You can use it completely offline as a regular design tool — import your Figma files, tweak layouts, adjust components, work with shapes and UI elements manually. No internet needed for that part. It works like any other desktop design app.

But connect it to Claude Code, Codex, Gemini or OpenCode CLI and it becomes something else entirely. You describe what you want — a login form, a dashboard layout, a settings page — and the AI agent generates it directly on the canvas. You can then manually adjust whatever it gets wrong, which in my experience is always something small.

The part I found genuinely interesting is how it saves files. Everything exports as a .op file. Open it in any text editor and it’s just JSON — clean, readable, Git friendly. No proprietary binary format, no locked ecosystem. Your designs are just data you actually own.

That combination of offline capable, agent powered when you want it, open file format, is what makes it powerful.

How it compares to Figma

I went further and actually compared it against Figma since that’s what most people use.

FeatureFigmaOpenPencil
Price$16-90/month per seatFree to use
Open sourceNoYes (MIT)
AI built in nativelyPaid AI credits onlyYes via CLI agents
MCP serverNoBuilt in
Figma file importN/AYes (.fig files)
Code exportDev seat required ($12-35/mo)React, Tailwind, HTML free
File formatProprietary.op (JSON, Git friendly)
Works offlineYesYes for manual design
Self hostableNoYes
Desktop appYesYes (Mac, Windows, Linux)

The number that stood out to me was the Dev seat on Figma, $12/month on Professional, $35/month on Organization, just to inspect code and hand off to developers. OpenPencil generates React, Tailwind and HTML directly at no extra cost.

One thing worth being honest about is OpenPencil isn’t completely free if you want the AI features. You’ll need an active subscription or API access with Claude, Codex, Gemini or OpenCode to use the agent capabilities. But if you already have a plan with any of those providers, you’re not paying anything extra. You’re just plugging in what you already use.

For solo developers or small teams who just need a design tool that talks to their existing AI setup, the cost difference is still hard to ignore.

A few things to know before you try it

First thing you’ll hit, the AI agent features don’t just work out of the box. You need the CLI installed separately first. Claude Code CLI, Codex CLI, Gemini CLI or OpenCode CLI depending on which provider you use. The app tells you clearly when something’s missing but it’s worth knowing before you go in expecting instant AI generation.

The AI features also need internet. If you’re using Claude or Codex for generation you’re still making API calls to cloud servers. The offline part is only for manual design work — shapes, layouts, components, Figma imports. Fully local AI generation isn’t there yet.

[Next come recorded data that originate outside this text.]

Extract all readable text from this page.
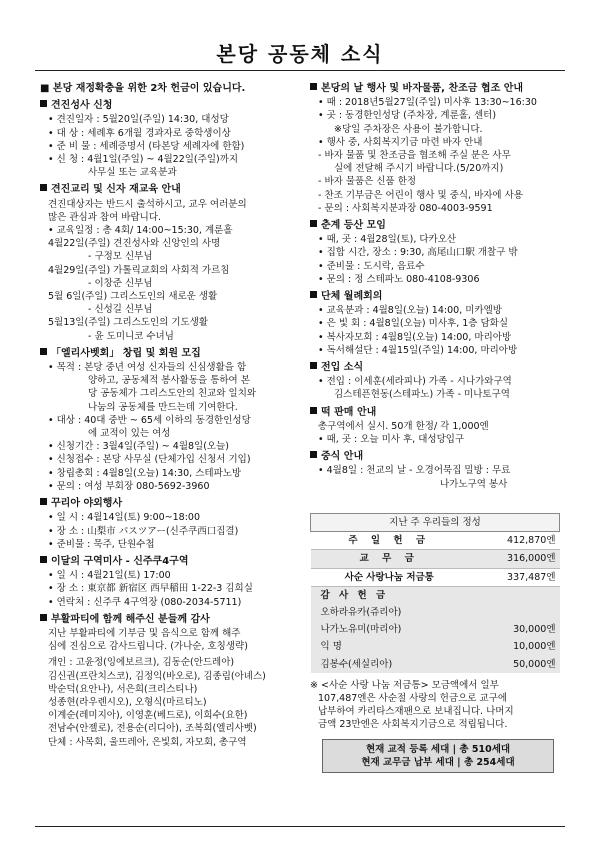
본당 공동체 소식
■ 본당 재정확충을 위한 2차 헌금이 있습니다.
견진성사 신청
• 견진일자 : 5월20일(주일) 14:30, 대성당
• 대 상 : 세례후 6개월 경과자로 중학생이상
• 준 비 물 : 세례증명서 (타본당 세례자에 한함)
• 신 청 : 4월1일(주일) ~ 4월22일(주일)까지
사무실 또는 교육분과
견진교리 및 신자 재교육 안내
견진대상자는 반드시 출석하시고, 교우 여러분의
많은 관심과 참여 바랍니다.
• 교육일정 : 총 4회/ 14:00~15:30, 계룬홀
4월22일(주일) 견진성사와 신앙인의 사명
- 구정모 신부님
4월29일(주일) 가톨릭교회의 사회적 가르침
- 이창준 신부님
5월 6일(주일) 그리스도인의 새로운 생활
- 신성길 신부님
5월13일(주일) 그리스도인의 기도생활
- 윤 도미니코 수녀님
「엘리사벳회」 창립 및 회원 모집
• 목적 : 본당 중년 여성 신자들의 신심생활을 함
양하고, 공동체적 봉사활동을 통하여 본
당 공동체가 그리스도안의 친교와 일치와
나눔의 공동체를 만드는데 기여한다.
• 대상 : 40대 중반 ~ 65세 이하의 동경한인성당
에 교적이 있는 여성
• 신청기간 : 3월4일(주일) ~ 4월8일(오늘)
• 신청접수 : 본당 사무실 (단체가입 신청서 기입)
• 창립총회 : 4월8일(오늘) 14:30, 스테파노방
• 문의 : 여성 부회장 080-5692-3960
꾸리아 야외행사
• 일 시 : 4월14일(토) 9:00~18:00
• 장 소 : 山梨市 パスツアー(신주쿠西口집결)
• 준비물 : 묵주, 단원수첩
이달의 구역미사 - 신주쿠4구역
• 일 시 : 4월21일(토) 17:00
• 장 소 : 東京都 新宿区 西早稲田 1-22-3 김희실
• 연락처 : 신주쿠 4구역장 (080-2034-5711)
부활파티에 함께 해주신 분들께 감사
지난 부활파티에 기부금 및 음식으로 함께 해주
심에 진심으로 감사드립니다. (가나순, 호칭생략)
개인 : 고윤정(잉에보르크), 김동순(안드레아)
김신권(프란치스코), 김정익(바오로), 김종림(아녜스)
박순덕(요안나), 서은희(크리스티나)
성종현(라우렌시오), 오형식(마르티노)
이계순(레미지아), 이영훈(베드로), 이희수(요한)
전남수(안젤로), 전용순(리디아), 조복희(엘리사벳)
단체 : 사목회, 울뜨레아, 은빛회, 자모회, 총구역
본당의 날 행사 및 바자물품, 찬조금 협조 안내
• 때 : 2018년5월27일(주일) 미사후 13:30~16:30
• 곳 : 동경한인성당 (주차장, 계룬홀, 센터)
※당일 주차장은 사용이 불가합니다.
• 행사 중, 사회복지기금 마련 바자 안내
- 바자 물품 및 찬조금을 협조해 주실 분은 사무
실에 전달해 주시기 바랍니다.(5/20까지)
- 바자 물품은 신품 한정
- 찬조 기부금은 어린이 행사 및 중식, 바자에 사용
- 문의 : 사회복지분과장 080-4003-9591
춘계 등산 모임
• 때, 곳 : 4월28일(토), 다카오산
• 집합 시간, 장소 : 9:30, 高尾山口駅 개찰구 밖
• 준비물 : 도시락, 음료수
• 문의 : 정 스테파노 080-4108-9306
단체 월례회의
• 교육분과 : 4월8일(오늘) 14:00, 미카엘방
• 은 빛 회 : 4월8일(오늘) 미사후, 1층 담화실
• 복사자모회 : 4월8일(오늘) 14:00, 마리아방
• 독서해설단 : 4월15일(주일) 14:00, 마리아방
전입 소식
• 전입 : 이세훈(세라피나) 가족 - 시나가와구역
김스테픈현동(스테파노) 가족 - 미나토구역
떡 판매 안내
총구역에서 실시. 50개 한정/ 각 1,000엔
• 때, 곳 : 오늘 미사 후, 대성당입구
중식 안내
• 4월8일 : 천교의 날 - 오경어묵집 밀방 : 무료
나가노구역 봉사
지난 주 우리들의 정성	
주 일 헌 금	412,870엔
교 무 금	316,000엔
사순 사랑나눔 저금통	337,487엔
감 사 헌 금	
오하라유카(쥬리아)	
나가노유미(마리아)	30,000엔
익 명	10,000엔
김봉수(세실리아)	50,000엔
※ <사순 사랑 나눔 저금통> 모금액에서 일부
107,487엔은 사순절 사랑의 헌금으로 교구에
납부하여 카리타스재팬으로 보내집니다. 나머지
금액 23만엔은 사회복지기금으로 적립됩니다.
현재 교적 등록 세대 | 총 510세대
현재 교무금 납부 세대 | 총 254세대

Collaborative editing is still on the roadmap. So if you’re expecting a drop-in Figma replacement for a team that works together in real time, this isn’t that yet. It’s currently better suited for solo developers or designers working independently.

Boolean operations — union, subtract, intersect — are also not available yet. For complex vector work that’s a real gap.

It’s a young project. MIT licensed, still actively building. The bones are solid but some features that feel standard in mature design tools are still coming.

None of this is a dealbreaker depending on what you need it for. Just worth knowing upfront.

Closing Thoughts

If you’re a developer who already has Claude or Codex in your workflow, the idea of a design tool that speaks the same language — MCP, agents, code export — is genuinely interesting. I hadn’t seen that combination in an open source tool before.

Import your Figma files, connect your existing AI setup, export clean React and Tailwind. For personal projects or solo work that’s a pretty compelling package.

It’s early. But early is when it’s worth paying attention.